Question

In a triangle $\Delta ABC$, if O, H and G represents circum-centre, orthocenter and centroid respectively then $GO:HG = $
A) $1:2$
B) $2:1$
C) $1:3$
D) $2:3$

Answer 1

Hint: First make some construction regarding the altitude on BC and median of BC and then use them to show the similarity in the triangles that are needed to show the desired result.

Complete step-by-step solution:
It is given in the problem that O, H, and G represents circum-center, orthocenter, and centroid respectively.
The goal of the problem is to find the ratio $GO: HG$.
First draw a figure that defines a triangle and the points O, H, and G defining circum-center, orthocenter, and centroid respectively. Then the figure is given as:

Now, draw an altitude from the vertex A that cuts the side \[BC\] at point P, as $H$ is an orthocenter so AP passes through the point H and assume that Q is the median of the side \[BC\] such that $BQ = QC$. Then construct a line$AQ$. Also draw a line $OQ$, which is perpendicular on the side BC as O is the circum-center. After the construction, the figure is given as:

The line $AP||OQ$ as both are perpendicular to the side $BC$ and $AQ$is the transversal line that passes through two lines $AP$ and$OQ$. Now, construct two triangles $\Delta AGH$ and $\Delta QGO$. These triangles are given in a figure as:

Now, in triangles $\Delta AGH$ and $\Delta QGO$,
$\angle AGH = \angle OGQ$(Vertically opposite angles)
$\angle GAH = \angle GQO$(Alternate angle on A transversal axis)
Then using the \[AAA\] rule of similarity, we have the conclusion that the triangle $\Delta AGH$ and $\Delta QGO$ are similar.
$\Delta AGH \sim \Delta QGO$
Using the property of similarity, the sides of the triangles are in the same proportion.

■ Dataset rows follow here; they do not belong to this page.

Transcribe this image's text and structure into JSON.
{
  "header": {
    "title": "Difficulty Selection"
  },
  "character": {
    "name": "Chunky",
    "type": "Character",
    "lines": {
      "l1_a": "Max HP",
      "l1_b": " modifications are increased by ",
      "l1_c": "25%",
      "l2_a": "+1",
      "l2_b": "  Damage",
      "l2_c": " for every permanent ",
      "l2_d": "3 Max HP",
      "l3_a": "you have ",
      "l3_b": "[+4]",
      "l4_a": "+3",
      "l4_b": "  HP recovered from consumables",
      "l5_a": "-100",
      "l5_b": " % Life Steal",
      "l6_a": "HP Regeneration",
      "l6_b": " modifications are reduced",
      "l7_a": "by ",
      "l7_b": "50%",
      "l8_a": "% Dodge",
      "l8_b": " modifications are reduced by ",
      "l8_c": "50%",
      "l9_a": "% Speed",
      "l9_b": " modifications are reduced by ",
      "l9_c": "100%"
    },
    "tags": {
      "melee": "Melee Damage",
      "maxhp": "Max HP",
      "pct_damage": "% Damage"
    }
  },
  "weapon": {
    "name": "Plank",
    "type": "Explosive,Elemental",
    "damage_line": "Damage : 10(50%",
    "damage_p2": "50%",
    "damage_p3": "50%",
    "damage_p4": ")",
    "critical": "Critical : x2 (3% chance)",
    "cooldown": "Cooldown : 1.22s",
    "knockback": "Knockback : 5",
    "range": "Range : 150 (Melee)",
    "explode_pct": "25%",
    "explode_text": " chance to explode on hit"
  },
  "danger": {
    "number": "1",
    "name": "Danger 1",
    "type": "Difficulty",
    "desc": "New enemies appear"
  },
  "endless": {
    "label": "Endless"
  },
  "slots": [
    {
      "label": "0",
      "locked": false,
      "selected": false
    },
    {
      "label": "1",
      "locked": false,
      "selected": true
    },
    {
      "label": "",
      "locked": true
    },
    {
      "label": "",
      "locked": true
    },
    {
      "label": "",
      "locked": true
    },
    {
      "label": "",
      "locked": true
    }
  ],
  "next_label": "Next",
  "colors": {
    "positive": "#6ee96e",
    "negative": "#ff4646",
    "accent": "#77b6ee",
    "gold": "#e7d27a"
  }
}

That is,
$\dfrac{{AG}}{{GH}} = \dfrac{{QG}}{{GO}}$
$\dfrac{{AG}}{{QG}} = \dfrac{{GH}}{{GO}}$
As it is given that $G$is the centroid thus it divides the median in $2:1$ ratio. That is,
$AG = 2QG$
SO, the above fraction is given as:
$ \Rightarrow \dfrac{{AG}}{{QG}} = \dfrac{{GH}}{{GO}} = \dfrac{2}{1}$
$\dfrac{{GH}}{{GO}} = \dfrac{2}{1}$
$ \Rightarrow \dfrac{{GO}}{{HG}} = \dfrac{1}{2}$

Hence,the required ratio is: $GO:HG = 1:2$
Therefore, Option (A) is correct.

Note:
There are four similarity tests that make sure that the given triangles are similar.
(1) AAA- If all the three angles of the triangle are the same then the triangles are similar.
(2) ASA- If the ratio of the two sides is equal in both the triangles and the corresponding angles is also same then the triangles are similar.
(3) SSS- If the ratio of all the sides of the triangles is equal then both the triangles are similar.
(4) RHS- If the ratio of the hypotenuse and the one side of the right-angled triangle are the same then the triangles are similar.